Trainspotting, Irvine Welsh

El nuevo proyecto en el que ando embarcado requería que documentación sobre las adicciones. Trainspotting llevaba tiempo en mi librería. Un regalo de una amiga. No había podido terminarlo, demasiada confusión con los personajes, creo que dijo, ¿lo quieres? Aún mantengo el recuerdo de la peli. Quería leer Skagboys y Porno. Pero quizá era mejor empezar por el principio. No voy a mentir. 

Era algo escéptico. Leer Trainspotting era un proceso de aprendizaje más que una lectura que deseara. No tardé en encontrarme con una sorpresa mayúscula. Me gusta la literatura de la sordidez.
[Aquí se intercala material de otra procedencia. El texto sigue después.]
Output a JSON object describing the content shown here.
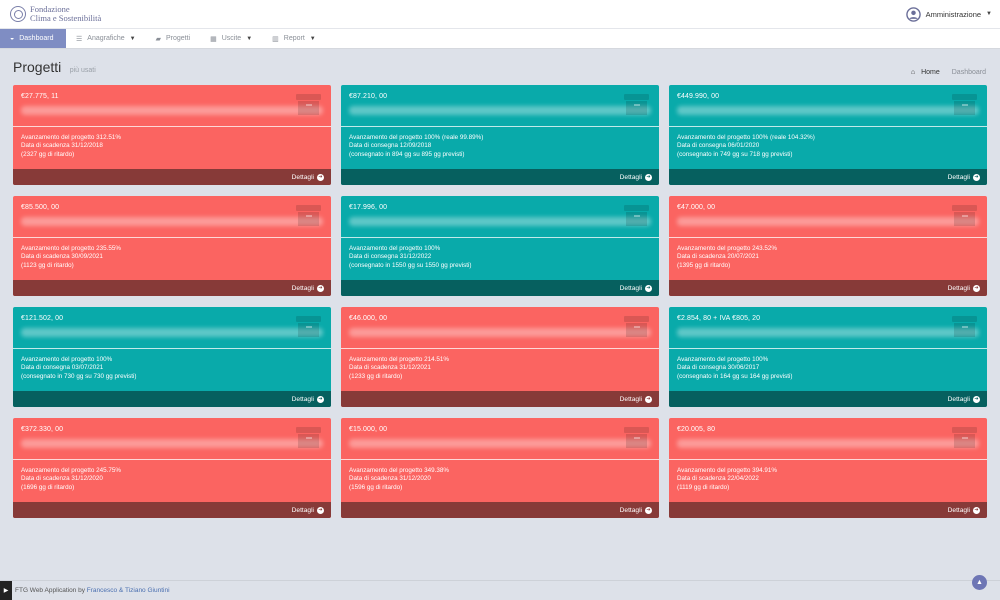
{
  "header": {
    "brand_line1": "Fondazione",
    "brand_line2": "Clima e Sostenibilità",
    "user_label": "Amministrazione"
  },
  "nav": {
    "items": [
      {
        "label": "Dashboard",
        "icon": "dashboard-icon"
      },
      {
        "label": "Anagrafiche",
        "icon": "list-icon"
      },
      {
        "label": "Progetti",
        "icon": "folder-icon"
      },
      {
        "label": "Uscite",
        "icon": "table-icon"
      },
      {
        "label": "Report",
        "icon": "chart-icon"
      }
    ]
  },
  "page": {
    "title": "Progetti",
    "subtitle": "più usati",
    "breadcrumb_home": "Home",
    "breadcrumb_current": "Dashboard"
  },
  "colors": {
    "red": "#fb6461",
    "teal": "#09aaaa",
    "nav_active": "#7f8dc3"
  },
  "cards": [
    {
      "color": "red",
      "amount": "€27.775, 11",
      "line1": "Avanzamento del progetto 312.51%",
      "line2": "Data di scadenza 31/12/2018",
      "line3": "(2327 gg di ritardo)",
      "footer": "Dettagli"
    },
    {
      "color": "teal",
      "amount": "€87.210, 00",
      "line1": "Avanzamento del progetto 100% (reale 99.89%)",
      "line2": "Data di consegna 12/09/2018",
      "line3": "(consegnato in 894 gg su 895 gg previsti)",
      "footer": "Dettagli"
    },
    {
      "color": "teal",
      "amount": "€449.990, 00",
      "line1": "Avanzamento del progetto 100% (reale 104.32%)",
      "line2": "Data di consegna 06/01/2020",
      "line3": "(consegnato in 749 gg su 718 gg previsti)",
      "footer": "Dettagli"
    },
    {
      "color": "red",
      "amount": "€85.500, 00",
      "line1": "Avanzamento del progetto 235.55%",
      "line2": "Data di scadenza 30/09/2021",
      "line3": "(1123 gg di ritardo)",
      "footer": "Dettagli"
    },
    {
      "color": "teal",
      "amount": "€17.996, 00",
      "line1": "Avanzamento del progetto 100%",
      "line2": "Data di consegna 31/12/2022",
      "line3": "(consegnato in 1550 gg su 1550 gg previsti)",
      "footer": "Dettagli"
    },
    {
      "color": "red",
      "amount": "€47.000, 00",
      "line1": "Avanzamento del progetto 243.52%",
      "line2": "Data di scadenza 20/07/2021",
      "line3": "(1395 gg di ritardo)",
      "footer": "Dettagli"
    },
    {
      "color": "teal",
      "amount": "€121.502, 00",
      "line1": "Avanzamento del progetto 100%",
      "line2": "Data di consegna 03/07/2021",
      "line3": "(consegnato in 730 gg su 730 gg previsti)",
      "footer": "Dettagli"
    },
    {
      "color": "red",
      "amount": "€46.000, 00",
      "line1": "Avanzamento del progetto 214.51%",
      "line2": "Data di scadenza 31/12/2021",
      "line3": "(1233 gg di ritardo)",
      "footer": "Dettagli"
    },
    {
      "color": "teal",
      "amount": "€2.854, 80 + IVA €805, 20",
      "line1": "Avanzamento del progetto 100%",
      "line2": "Data di consegna 30/06/2017",
      "line3": "(consegnato in 164 gg su 164 gg previsti)",
      "footer": "Dettagli"
    },
    {
      "color": "red",
      "amount": "€372.330, 00",
      "line1": "Avanzamento del progetto 245.75%",
      "line2": "Data di scadenza 31/12/2020",
      "line3": "(1696 gg di ritardo)",
      "footer": "Dettagli"
    },
    {
      "color": "red",
      "amount": "€15.000, 00",
      "line1": "Avanzamento del progetto 349.38%",
      "line2": "Data di scadenza 31/12/2020",
      "line3": "(1596 gg di ritardo)",
      "footer": "Dettagli"
    },
    {
      "color": "red",
      "amount": "€20.005, 80",
      "line1": "Avanzamento del progetto 394.91%",
      "line2": "Data di scadenza 22/04/2022",
      "line3": "(1119 gg di ritardo)",
      "footer": "Dettagli"
    }
  ],
  "footer": {
    "prefix": "FTG Web Application by",
    "authors": "Francesco & Tiziano Giuntini"
  }
}
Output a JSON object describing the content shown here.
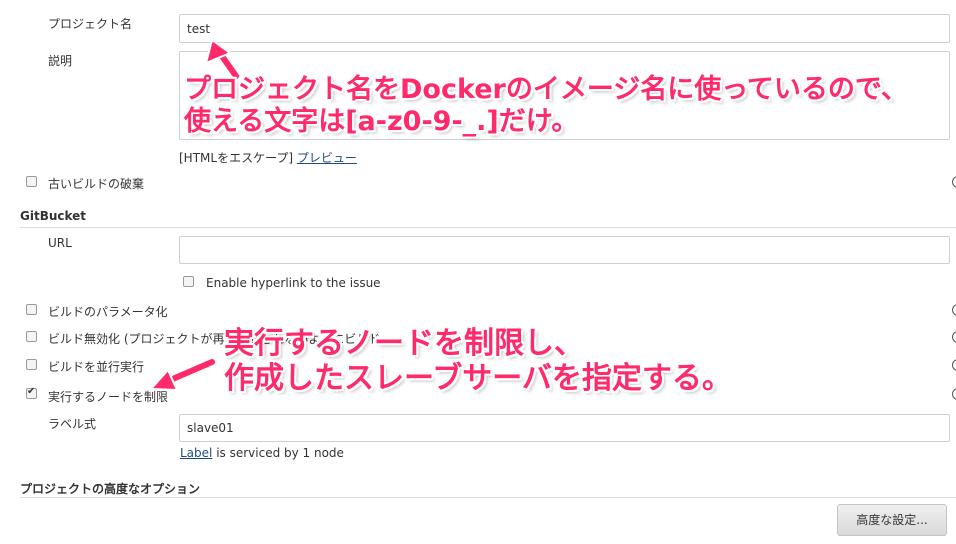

Fante, Burroughs, Pollock, Houellebecq,… Probablemente por el paso del tiempo la idea que conservo de Traisnpotting es el de un grupo de jóvenes de extracción obrera en los años de una gran ciudad industrial británica (o escocesa, perdón), con todo lo que eso quiere decir de heroína, alcohol y rock y asfalto. No en vano, me resulta casi imposible pensar en la peli y no ver al grupo de personajes principales correr por las calles de Edimburgo mientras suena Lust for life de Iggy Pop. La declaración de intenciones no admite demasiadas dudas. 
 
Obviamente todo esto se encuentra en la novela, quizá de forma más explícita, más excesiva. Sin embargo, más allá de esa capa de sordidez, de denuncia social de un tiempo y un lugar, Trainspotting es una obra literaria con mayúsculas. La profundización que Welsh realiza en sus personajes no se limita al ámbito de la marginalidad. Se drogan, beben, se contagian de VIH, pero también sienten como cualquier ser humano. Un factor que a veces se echa en falta en las narraciones en las que la realidad social solapa el desarrollo vital de los personajes.